Mas o que é intuição? Nos dizeres de Kant, intuição é: “uma representação tal que dependeria imediatamente da presença do objeto” (KANT, 2014, p.54). Com esse dado, parece uma tarefa impossível para a matemática elaborar as intuições puras a priori, pois “como é possível intuir uma coisa sem antes ter tido contato com essa coisa?” Mas para o filósofo em questão, essa é uma resposta muito simples: se a intuição tivesse a obrigação de representar uma coisa tal como ela é em si mesma, seria uma tarefa impossível, pois isso só seria possível pelas intuições empíricas, descartando, assim, a possibilidade de intuições puras.
Por isso, só pode haver uma maneira para a possibilidade de intuições puras a priori: “se ela não contém nada mais que a forma da sensibilidade, que em mim, enquanto sujeito, precede todas as impressões reais com que sou afetado por objetos” (KANT, 2014, p.55). Isto é, a condição para as intuições puras a priori se dá pelo fato de podermos intuir a “possibilidade” do aparecimento dos objetos na experiência, não suas qualidades ou eles mesmos. Com essa afirmação, uma outra de tamanha importância deve ser expressa: “intuições que são possíveis a priori não podem jamais dizer respeito a outras coisas além dos objetos de nossos sentidos” (KANT, 2014, p.55). Isso porque não podemos conhecer o que está para além de nossos sentidos, e, como podemos intuir apenas a forma da sensibilidade dos objetos, é impossível intuir algo que esteja além do que pode ser representado pelo tempo e espaço. Se assim fizermos, estaremos apenas criando intuições ficcionais, que não correspondem a nada da experiência e não podem ser tidas como conhecimento.
Com isso, percebemos que, através do tempo e espaço, que são as formas da sensibilidade, podemos ter intuições puras a priori, mas que não dizem da coisa como é em si mesma, apenas da possibilidade de seu aparecimento a nós. E, uma vez que tempo e espaço não pertencem as coisas em si mesmas, mas são condições de possibilidade para os objetos, podemos dizer que se retirado o que é empírico de um determinado objeto, ainda assim eles, tempo e espaço, nos restariam, pois são apenas intuições que antecedem os objetos, estando presentes apenas no sujeito que intui.
Percebemos também que não podemos intuir a matéria nem a sensação das coisas, mas apenas sua forma, tempo e espaço, uma vez que a matéria e a sensação dizem respeito ao empírico. Por isso, se considerarmos tempo e espaço como pertencentes às coisas e não ao sujeito, devemos imediatamente excluir a possibilidade de intuições puras a priori, pois seria impossível intuir algo sem o prévio contato com os objetos, visto que essa é a única maneira de intuirmos a priori.

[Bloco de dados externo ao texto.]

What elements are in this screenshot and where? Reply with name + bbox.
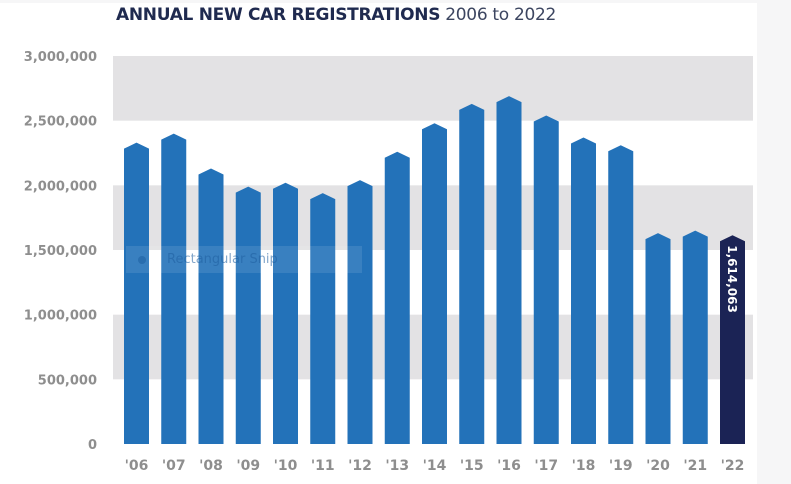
rectangular-snip-overlay[interactable]: Rectangular Snip bbox=[126, 246, 362, 273]
bar-22 bbox=[720, 235, 745, 444]
bar-08 bbox=[198, 168, 224, 444]
bar-07 bbox=[161, 133, 187, 444]
x-tick-label: '19 bbox=[609, 458, 633, 474]
bars bbox=[124, 96, 745, 445]
data-label: 1,614,063 bbox=[725, 245, 739, 313]
y-tick-label: 1,500,000 bbox=[24, 244, 97, 259]
bar-20 bbox=[645, 233, 671, 444]
y-tick-label: 3,000,000 bbox=[24, 50, 97, 65]
y-tick-label: 0 bbox=[88, 438, 97, 453]
y-axis: 0 500,000 1,000,000 1,500,000 2,000,000 2,500… bbox=[24, 50, 97, 453]
y-tick-label: 1,000,000 bbox=[24, 309, 97, 324]
y-tick-label: 2,500,000 bbox=[24, 115, 97, 130]
bar-13 bbox=[384, 151, 410, 444]
bar-21 bbox=[682, 230, 708, 444]
x-tick-label: '20 bbox=[646, 458, 670, 474]
x-tick-label: '22 bbox=[721, 458, 745, 474]
chart-title-main: ANNUAL NEW CAR REGISTRATIONS bbox=[116, 5, 441, 25]
bar-12 bbox=[347, 180, 373, 444]
bar-17 bbox=[533, 115, 559, 444]
data-labels: 1,614,063 bbox=[725, 245, 739, 313]
chart-title: ANNUAL NEW CAR REGISTRATIONS 2006 to 202… bbox=[116, 5, 556, 25]
x-tick-label: '10 bbox=[274, 458, 298, 474]
bar-19 bbox=[608, 145, 634, 445]
chart-subtitle: 2006 to 2022 bbox=[445, 5, 557, 25]
bar-16 bbox=[496, 96, 522, 445]
snip-label: Rectangular Snip bbox=[167, 252, 278, 267]
x-tick-label: '06 bbox=[125, 458, 149, 474]
x-tick-label: '12 bbox=[348, 458, 372, 474]
snip-icon bbox=[138, 255, 146, 264]
bar-chart: 0 500,000 1,000,000 1,500,000 2,000,000 2,500… bbox=[24, 50, 753, 474]
x-tick-label: '11 bbox=[311, 458, 335, 474]
x-tick-label: '09 bbox=[236, 458, 260, 474]
x-tick-label: '21 bbox=[683, 458, 707, 474]
bar-06 bbox=[124, 142, 149, 445]
bar-15 bbox=[459, 103, 485, 444]
x-axis: '06 '07 '08 '09 '10 '11 '12 '13 '14 '15 '16 '17 '18 '… bbox=[125, 458, 745, 474]
x-tick-label: '17 bbox=[534, 458, 558, 474]
bar-18 bbox=[571, 137, 596, 445]
x-tick-label: '18 bbox=[572, 458, 596, 474]
x-tick-label: '08 bbox=[199, 458, 223, 474]
bar-11 bbox=[310, 193, 336, 444]
x-tick-label: '07 bbox=[162, 458, 186, 474]
x-tick-label: '15 bbox=[460, 458, 484, 474]
bar-09 bbox=[235, 186, 261, 445]
bar-10 bbox=[273, 182, 298, 444]
bar-14 bbox=[422, 123, 447, 445]
y-tick-label: 500,000 bbox=[38, 373, 97, 388]
grid-band bbox=[113, 56, 753, 121]
y-tick-label: 2,000,000 bbox=[24, 179, 97, 194]
x-tick-label: '13 bbox=[385, 458, 409, 474]
x-tick-label: '16 bbox=[497, 458, 521, 474]
x-tick-label: '14 bbox=[423, 458, 447, 474]
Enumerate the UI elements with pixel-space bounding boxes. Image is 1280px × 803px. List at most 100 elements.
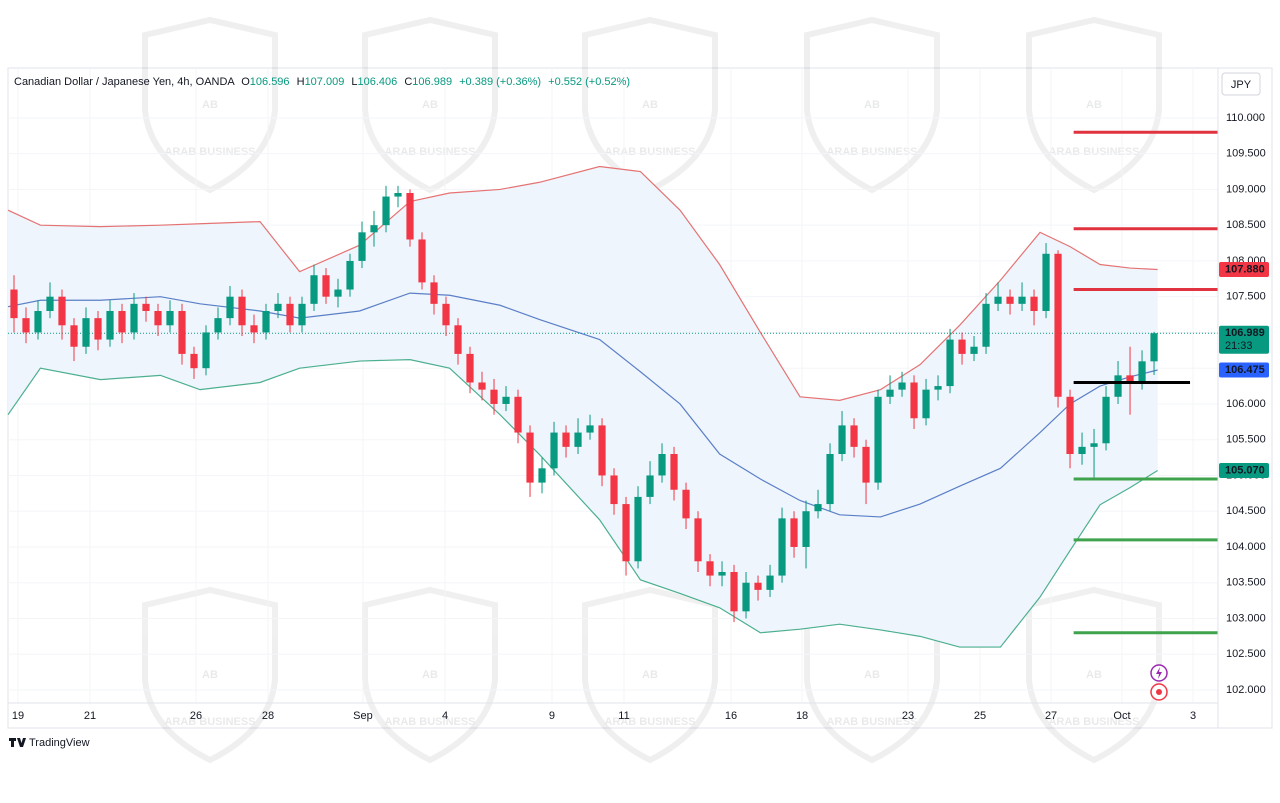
watermark-logo: AB	[642, 99, 658, 111]
candle-body	[274, 303, 282, 311]
watermark: AB ARAB BUSINESS	[804, 586, 940, 764]
candle-body	[646, 475, 654, 497]
countdown: 21:33	[1225, 340, 1253, 352]
candle-body	[514, 396, 522, 433]
candle-body	[778, 518, 786, 576]
watermark-shield	[142, 16, 278, 194]
candle-body	[910, 382, 918, 419]
watermark-text: ARAB BUSINESS	[1048, 146, 1139, 158]
candle-body	[310, 275, 318, 304]
y-tick-label: 104.500	[1226, 505, 1266, 517]
watermark-text: ARAB BUSINESS	[164, 716, 255, 728]
candle-body	[490, 389, 498, 404]
candle-body	[574, 432, 582, 447]
candle-body	[346, 260, 354, 290]
watermark-text: ARAB BUSINESS	[384, 146, 475, 158]
candle-body	[682, 489, 690, 519]
y-tick-label: 104.000	[1226, 541, 1266, 553]
alert-glyph	[1156, 667, 1162, 679]
y-tick-label: 103.500	[1226, 577, 1266, 589]
price-label-bg	[1219, 462, 1269, 478]
candle-body	[238, 296, 246, 326]
x-tick-label: Sep	[353, 710, 373, 722]
symbol: Canadian Dollar / Japanese Yen, 4h, OAND…	[14, 76, 235, 88]
candle-body	[826, 454, 834, 505]
candle-body	[1030, 296, 1038, 311]
watermark-text: ARAB BUSINESS	[826, 146, 917, 158]
x-tick-label: 3	[1190, 710, 1196, 722]
watermark-shield	[1026, 16, 1162, 194]
candle-body	[1114, 375, 1122, 397]
candle-body	[154, 310, 162, 326]
candle-body	[142, 303, 150, 311]
price-label-bg	[1219, 362, 1269, 378]
change: +0.389 (+0.36%)	[459, 76, 541, 88]
y-tick-label: 109.000	[1226, 183, 1266, 195]
h-label: H	[297, 76, 305, 88]
x-tick-label: 4	[442, 710, 448, 722]
candle-body	[466, 353, 474, 383]
candle-body	[58, 296, 66, 326]
y-tick-label: 106.000	[1226, 398, 1266, 410]
low: 106.406	[358, 76, 398, 88]
candle-body	[550, 432, 558, 469]
x-tick-label: 11	[618, 710, 629, 722]
candle-body	[706, 561, 714, 576]
candle-body	[286, 303, 294, 326]
band-line	[7, 165, 1158, 401]
price-label-bg	[1219, 325, 1269, 354]
watermark: AB ARAB BUSINESS	[582, 586, 718, 764]
candle-body	[814, 504, 822, 512]
watermark-shield	[582, 586, 718, 764]
candle-body	[118, 310, 126, 333]
x-tick-label: 19	[12, 710, 24, 722]
candle-body	[754, 582, 762, 590]
candle-body	[10, 289, 18, 319]
candle-body	[1018, 296, 1026, 304]
candle-body	[358, 232, 366, 261]
watermark-text: ARAB BUSINESS	[826, 716, 917, 728]
candle-body	[46, 296, 54, 311]
x-tick-label: 18	[796, 710, 808, 722]
price-label: 105.070	[1225, 464, 1265, 476]
candle-body	[766, 575, 774, 590]
l-label: L	[351, 76, 357, 88]
candle-body	[394, 192, 402, 197]
candle-body	[478, 382, 486, 390]
candle-body	[1066, 396, 1074, 455]
candle-body	[934, 386, 942, 390]
candle-body	[1126, 375, 1134, 383]
x-tick-label: 21	[84, 710, 96, 722]
candle-body	[946, 339, 954, 387]
watermark-shield	[362, 16, 498, 194]
watermark-text: ARAB BUSINESS	[1048, 716, 1139, 728]
watermark-logo: AB	[864, 99, 880, 111]
candle-body	[454, 325, 462, 354]
tradingview-logo[interactable]: TradingView	[9, 737, 90, 749]
candle-body	[166, 310, 174, 326]
candle-body	[994, 296, 1002, 304]
candle-body	[262, 310, 270, 333]
candle-body	[670, 454, 678, 490]
watermark-logo: AB	[642, 669, 658, 681]
candle-body	[922, 389, 930, 419]
close: 106.989	[412, 76, 452, 88]
x-tick-label: 28	[262, 710, 274, 722]
candle-body	[718, 571, 726, 576]
y-tick-label: 110.000	[1226, 112, 1265, 124]
candle-body	[418, 239, 426, 283]
plot	[7, 130, 1218, 648]
candle-body	[190, 353, 198, 369]
price-label: 106.475	[1225, 364, 1265, 376]
watermark: AB ARAB BUSINESS	[142, 16, 278, 194]
candle-body	[226, 296, 234, 319]
candle-body	[1102, 396, 1110, 444]
chart-icons[interactable]	[1150, 664, 1168, 701]
watermark-shield	[362, 586, 498, 764]
candle-body	[838, 425, 846, 455]
watermark: AB ARAB BUSINESS	[142, 586, 278, 764]
y-tick-label: 105.500	[1226, 434, 1266, 446]
watermark-text: ARAB BUSINESS	[164, 146, 255, 158]
currency-box[interactable]	[1221, 72, 1261, 96]
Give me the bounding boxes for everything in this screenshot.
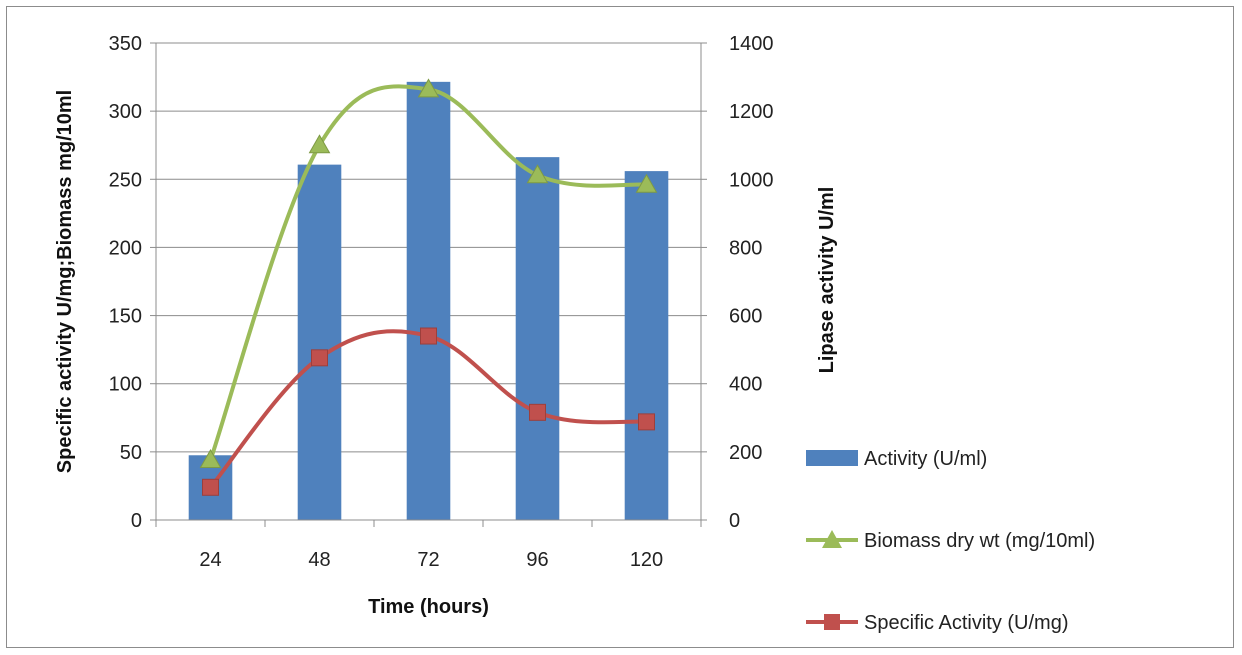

Portanto, o problema de “como é possível a matemática pura?” estaria resolvido. Kant apresenta a solução da seguinte maneira: “A matemática pura, enquanto cognição sintética a priori, só é possível porque não se refere a nada mais que meros objetos do sentido, cuja intuição empírica está a priori fundada em uma intuição pura (do espaço e do tempo), e pode fundar-se desse modo porque não é senão a mera forma da sensibilidade que precede o aparecimento real dos objetos, na medida em que ela é o que, em primeiro lugar, o torna possível” (KANT, 2014, p.56-57).
Referência
KANT, Immanuel. Prolegômenos a qualquer metafísica futura que possa apresentar-se como ciência. 2.ed. São Paulo: Estação Liberdade, 2014.